Und als der Verwalter seine Leute schickte, und die Hühner wieder einzufangen, da konnten sie es nicht. Die dreitausenddreihundertdreissig Hühner rannten so schnell davon und hierhin und dahin und fanden immer neue Plätze, wo sie sich verstecken konnten, dass die Leute am Abend sagten: „ Heute schaffen wir dass nicht mehr. Wir machen morgen weiter.“ Am nächsten Tag ging es nicht anders, und am dritten Tag auch nicht, und so kam es, dass die Leute am Abend des dritten Tages zum Verwalter sagten: „Es sind dreitausenddreihundertdreissig Hühner, und es ist unmöglich, sie alle wieder einzufangen, wenn sie nicht wollen.“

„Das ist ja eine Katastrophe!“ sagte der Verwalter. „ Wir müssen doch Eier verkaufen.“
„Nein das ist keine Katastrophe!“ sagten die Leute. „ Wenn wir draussen einen grossen Hühnerhof für unsre dreitausenddreihundertdreissig Hühner bauen, dann ist alles in Ordnung.“ Und so wurde es gemacht. Von da an konnten die Hühner jeden Tag ins Freie gehen. Sie gackerten und scharrten und pickten, so viel sie wollten. Nachts schliefen sie auf Hühnerstangen im Haus. Bald wuchsen ihnen neue Federn, und keines hatte mehr den Husten.

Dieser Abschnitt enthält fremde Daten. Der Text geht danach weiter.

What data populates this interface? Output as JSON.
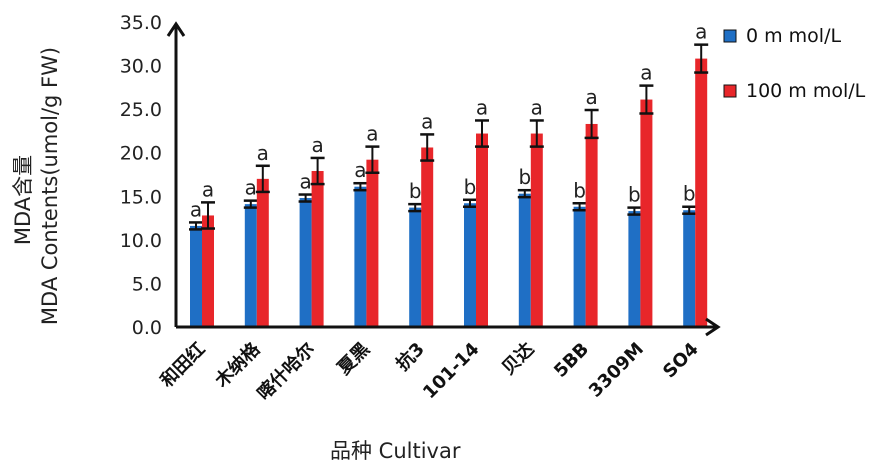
{
  "chart_data": {
    "type": "bar",
    "ylabel_line1": "MDA含量",
    "ylabel_line2": "MDA Contents(umol/g FW)",
    "xlabel": "品种 Cultivar",
    "ylim": [
      0,
      35
    ],
    "yticks": [
      "0.0",
      "5.0",
      "10.0",
      "15.0",
      "20.0",
      "25.0",
      "30.0",
      "35.0"
    ],
    "ytick_values": [
      0,
      5,
      10,
      15,
      20,
      25,
      30,
      35
    ],
    "legend_position": "top-right",
    "categories": [
      "和田红",
      "木纳格",
      "喀什哈尔",
      "夏黑",
      "抗3",
      "101-14",
      "贝达",
      "5BB",
      "3309M",
      "SO4"
    ],
    "series": [
      {
        "name": "0 m mol/L",
        "color": "#1f6fc5",
        "values": [
          11.6,
          14.1,
          14.8,
          16.1,
          13.7,
          14.2,
          15.3,
          13.8,
          13.3,
          13.4
        ],
        "errors": [
          0.4,
          0.4,
          0.4,
          0.4,
          0.4,
          0.4,
          0.4,
          0.4,
          0.4,
          0.4
        ],
        "sig": [
          "a",
          "a",
          "a",
          "a",
          "b",
          "b",
          "b",
          "b",
          "b",
          "b"
        ]
      },
      {
        "name": "100 m mol/L",
        "color": "#e8262a",
        "values": [
          12.8,
          17.0,
          17.9,
          19.2,
          20.6,
          22.2,
          22.2,
          23.3,
          26.1,
          30.8
        ],
        "errors": [
          1.5,
          1.5,
          1.5,
          1.5,
          1.5,
          1.5,
          1.5,
          1.6,
          1.6,
          1.6
        ],
        "sig": [
          "a",
          "a",
          "a",
          "a",
          "a",
          "a",
          "a",
          "a",
          "a",
          "a"
        ]
      }
    ]
  }
}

In all der Zeit war Hühnchen so gross geworden wie die grossen Hühner, und eines Tages war es so weit, dass Hühnchen sein erstes Ei legte. Neugierig sahen die dreitausenddreihundertdreissig Hühner zu.

„ Jetzt wollen wir mal sehen, ob es ein goldenes Ei wird“, sagten sie.

Hühnchen sass am Boden und drückte sein erstes Ei heraus, und als es endlich da lag, war es ein schönes glattes helles braunes Ei. „ Siehst du“, sagten die Hühner, „ es ist doch kein goldenes Ei. Das brauchst du gar nicht erst zu versuchen .“Und was hat Hühnchen gemacht? Es hat sie alle ausgelacht. „ Habt ihr wirklich geglaubt, dass ein Huhn goldene Eier legen kann?“ hat es gesagt.